As a visual artist I was struck by the strength of Pussy Riot’s iconography. They are first and foremost accomplished artists as well as activists who know what they are doing; the unsettling anonymity of the balaclavas, the neon tights, the shift dresses with heavy black boots, all of it gendered yet punk in its aesthetic. Their work has always been carefully presented in a powerful context, from the performance in the cathedral to the punk blaspheme ‘Putin Has Pissed Himself‘ with the backdrop of the minarets of Red Square. From the start the Pussy Riot collective were highly professional in the way they filmed and edited their performances, recording the sound track in a studio and laying that over their films which they then distributed globally via YouTube. They extended the reach of their message by allowing a documentary crew to cover their trial, a film which was then broadcast globally as part of the Storyville season, and after their release, with cameo performances in an episode of House of Cards.

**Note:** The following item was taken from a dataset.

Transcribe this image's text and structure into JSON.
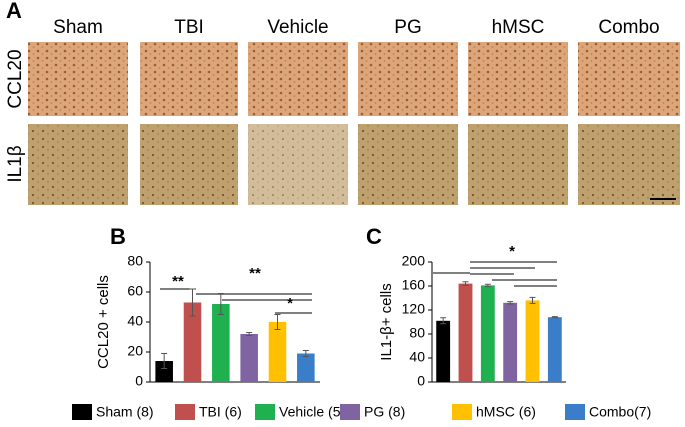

It is not without irony that the misogynist, patriarchal system in Russia who condemned and persecuted them seem also to be fascinated by the striking looks of Nadya Tolokonnikova in particular (illustrated in a chilling scene in the Storyville film) who has become a poster girl for feminist art activism. In the supporting exhibition at the Saatchi Gallery Art Riot there are works which tell of the romanticisation of Tolokonnikova by her supporters while she was in prison, several artists made banners of her displaying them just outside the prison hospital where she was on hunger strike. It happened to Che Guevara, it happened to Lenin and you could even argue it happened to Thatcher. Nadya Tolokonnikova’s own image has been used to promote her message and that raises interesting and unsettling questions about the interplay between the media and contemporary women artists.
There is also some dissonance that the show is being held in the Saatchi Gallery, funded by the spoils of advertising in the consumerist West, as Pussy Riot are as critical of Western capitalism as they are of the patriarchal totalitarianism of Russia. Intriguingly Art Riot is sponsored by the Tsukanov Family Foundation, a husband and wife team who are former academics turned bankers, based in London and the US and hoping to use their considerable wealth to change the image of Russians and promote Post-Soviet Russian art.
In contemporary culture where is seems the most radical art being made is a neon saying ‘not another fucking neon’ we need artists like Pussy Riot as agent provocateurs. In this significant time for all women, as well as women artists, with the Patriarchy of Trump, and with Brexit threatening our access to European human rights laws, as Maria Alyokhina warned in a recent interview ‘things can be destroyed much faster than they can be built’.
Review by Lucy Tamar Payne
Lucy Payne is a television producer and director now working as a visual artist and in script development.